La base técnica sigue siendo la misma: sensores que perciben el entorno, software que interpreta lo que ocurre a su alrededor y sistemas que planifican la maniobra adecuada en cada momento. Eso es lo que convierte a estos vehículos en una categoría distinta frente a los coches convencionales con simples ayudas a la conducción.

Ventajas que explican su auge
Una de las grandes razones de su crecimiento es que ya no son solo un experimento. Waymo ha convertido el robotaxi en un servicio abierto al público en San Francisco, y eso ha hecho que mucha gente pueda vivir esta tecnología como algo cotidiano y no como una promesa futurista.
También influye la idea de seguridad y precisión que las compañías defienden. Waymo sostiene públicamente que su tecnología busca reducir accidentes y aumentar la previsibilidad de la conducción, aunque ese discurso convive con revisiones regulatorias y con un debate público todavía muy vivo.
Los problemas y críticas que siguen sobre la mesa
Aunque la tecnología impresiona, el debate no está cerrado.

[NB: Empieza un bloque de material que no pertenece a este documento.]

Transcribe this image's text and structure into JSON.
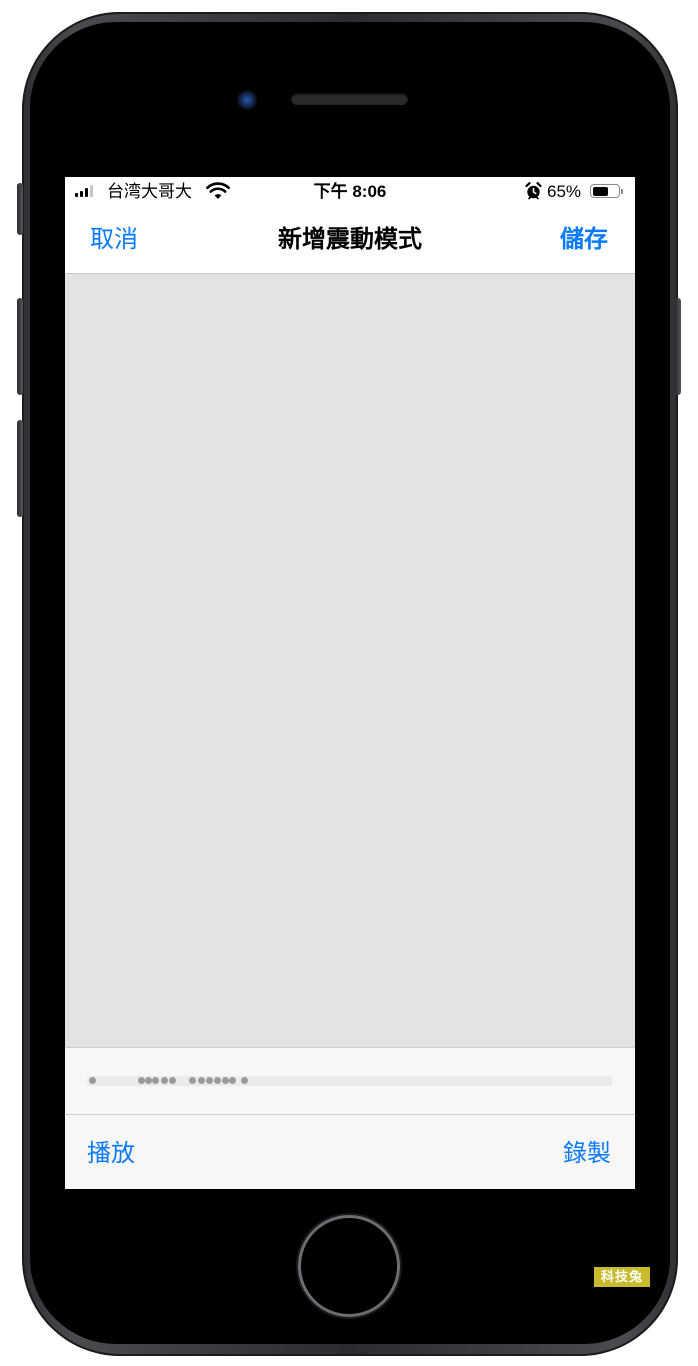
{
  "status_bar": {
    "carrier": "台湾大哥大",
    "time": "下午 8:06",
    "battery_percent": "65%",
    "battery_level": 0.65,
    "signal_bars_active": 3,
    "signal_bars_total": 4,
    "icons": [
      "signal-icon",
      "wifi-icon",
      "alarm-icon",
      "battery-icon"
    ]
  },
  "nav_bar": {
    "cancel_label": "取消",
    "title": "新增震動模式",
    "save_label": "儲存"
  },
  "toolbar": {
    "play_label": "播放",
    "record_label": "錄製"
  },
  "watermark": {
    "text": "科技兔"
  },
  "colors": {
    "accent": "#0a7aff",
    "tap_area": "#e3e3e3",
    "toolbar_bg": "#f7f7f7",
    "pulse": "#9a9a9a",
    "watermark_bg": "#c8bb2e"
  }
}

Los medios y organismos públicos han recogido incidentes, problemas operativos y revisiones de software que recuerdan que estos vehículos siguen estando bajo observación. Reuters informó en 2025 de una actualización de software de Zoox tras una investigación por frenadas inesperadas y colisiones por alcance.
La discusión pública gira alrededor de preguntas muy concretas: cómo reaccionan estos coches ante situaciones inesperadas, qué pasa cuando fallan, cómo conviven con peatones, ciclistas o servicios de emergencia y hasta qué punto una ciudad debe reorganizarse para integrarlos. Es precisamente ese debate, más que la simple novedad tecnológica, lo que está haciendo que San Francisco sea tan relevante como caso de estudio.
¿Se pueden comprar estos coches? ¿Sustituyen al conductor?
Aquí está una de las claves más importantes para el blog de una autoescuela: a día de hoy, estos vehículos no son el coche particular que una persona compra para olvidarse de conducir. La SFMTA indica de forma explícita que no hay vehículos autónomos de este tipo a la venta en Estados Unidos y que, por ahora, operan como flotas controladas por sus desarrolladores.
Eso significa que lo que ocurre en San Francisco no elimina la necesidad de aprender a conducir. Lo que estamos viendo allí es un modelo de movilidad operado por empresas, no el final del conductor particular. Por eso, hoy sigue siendo fundamental sacarse el carnet de conducir y entender cómo circular con seguridad en un entorno donde convivirán coches tradicionales, vehículos con ayudas ADAS y sistemas cada vez más automatizados.
Qué puede aprender un futuro conductor de lo que está pasando en San Francisco
El caso de San Francisco deja una enseñanza muy útil: conducir no consiste solo en mover un coche de un punto a otro. Conducir implica interpretar el entorno, anticiparse, tomar decisiones y adaptarse a imprevistos. Justo por eso los coches autónomos generan tanto interés: intentan reproducir decisiones que los humanos tomamos constantemente en la carretera y en la ciudad.
Para un alumno de autoescuela, este tema también sirve para entender que la formación vial seguirá siendo importante durante muchos años. Incluso en un futuro con más automatización, seguirá siendo clave saber normas, señales, prioridades, riesgos y límites de la tecnología.
Conclusión
San Francisco se ha convertido en el mejor escaparate para ver cómo funcionan los coches autónomos en condiciones reales. Hoy Waymo es el actor más asentado, Zoox sigue creciendo y el caso Cruise ha dejado claro que la regulación y la seguridad siguen marcando el ritmo del sector.
La gran conclusión, al menos por ahora, es clara: los coches con IA no han sustituido al conductor humano. Han abierto una nueva etapa en la movilidad urbana, pero todavía dentro de un marco muy controlado, muy regulado y muy lejos de hacer innecesario aprender a conducir y obtener el permiso B.